CPAs who are interested in understanding more about M&As and meeting like-minded individuals can consider attending events hosting by the Institute’s Corporate Finance Interest Group (CFIG), says Leung. “The CFIG is made up of professionals from a wide variety of backgrounds and experience. Some of them, like myself, are more experienced in M&As, whereas others specialize in listing matters, IPOs, investment banking and private equity. So it’s a great way to network with people from different backgrounds,” he says. “We can provide a lot of insight into how the process works, and to help members stay updated on the latest developments in M&A.”
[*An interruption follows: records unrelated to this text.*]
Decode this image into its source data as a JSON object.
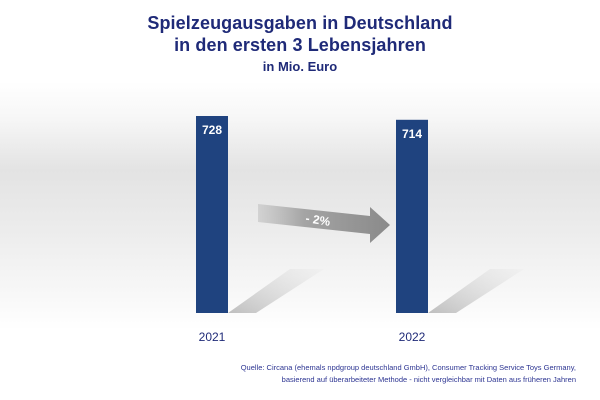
{
  "title": {
    "line1": "Spielzeugausgaben in Deutschland",
    "line2": "in den ersten 3 Lebensjahren",
    "unit": "in Mio. Euro"
  },
  "chart_data": {
    "type": "bar",
    "title": "Spielzeugausgaben in Deutschland in den ersten 3 Lebensjahren",
    "subtitle": "in Mio. Euro",
    "categories": [
      "2021",
      "2022"
    ],
    "values": [
      728,
      714
    ],
    "value_labels": [
      "728",
      "714"
    ],
    "bar_color": "#1f437f",
    "label_color": "#1f2a78",
    "ylim": [
      0,
      728
    ],
    "grid": false,
    "legend": "none",
    "annotation": {
      "text": "- 2%",
      "kind": "arrow",
      "from": "2021",
      "to": "2022",
      "color": "#9a9a9a"
    }
  },
  "footnote": {
    "line1": "Quelle: Circana (ehemals npdgroup deutschland GmbH), Consumer Tracking Service Toys Germany,",
    "line2": "basierend auf überarbeiteter Methode - nicht vergleichbar mit Daten aus früheren Jahren"
  }
}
Cheng invites CPAs to not only attend in-person seminars and webinars, but to also put forward their suggestions as to what they would like to learn. “While we actively identify topics for our members, we always listen to our fellow members on what interests them, and we reach out for appropriate speakers,” he says, noting how he helped to organize a webinar on SPACs in 2021 and invited lawyers to speak on the topic. “We’re always happy to get in touch with our contacts for future webinars.”
“A lot of what we do in an M&A relies on the details of both the process and analysis. We have to be detail-oriented; if the details in an M&A aren’t right, it can jeopardize the entire deal.”
To buy or not to buy?
While an M&A may seem like an obvious strategy for future growth, it is crucial for companies to conduct the proper research into the company they hope to acquire or merge with, and whether doing so will fit into the long-term growth strategy of the organization. “Internally, they should look into whether the target company can really add synergy or value to their existing business,” Tang explains. “It is key for them to do this before jumping into doing all the detailed execution work.” D’Azevedo agrees, noting that a client has to assess the commerciality of a deal, long before proceeding to the due diligence process. “Because once that starts, advisor fees can rack up pretty quickly,” he says.
Lai says companies can consider financial forecasting to determine what they will ultimately gain from the acquisition or merger. “They can estimate the value their business will gain through modelling the economic benefits of the services, solutions and clients a target has access to. Perhaps the acquisition will help them to gain more share from a competitor, or it may open up a new revenue stream outside of their current dimension,” he says.
With the right preparation, and team to conduct due diligence and coordinate the deal, the company will stand a better chance in reaping the benefits of an acquisition, Lai concludes. “As with most aspects of business, acquisitions also carry risk. But by being strategic, and basing decisions on robust due diligence – especially around culture fit and value alignment – a business can come out of an acquisition stronger than ever.”
There were 1,529 M&A deals in Hong Kong in 2021. The deals are worth a combined value of US$182.79 billion and is the largest number of M&A transactions seen in Hong Kong since 2017, which netted US$207.52 billion in deal value.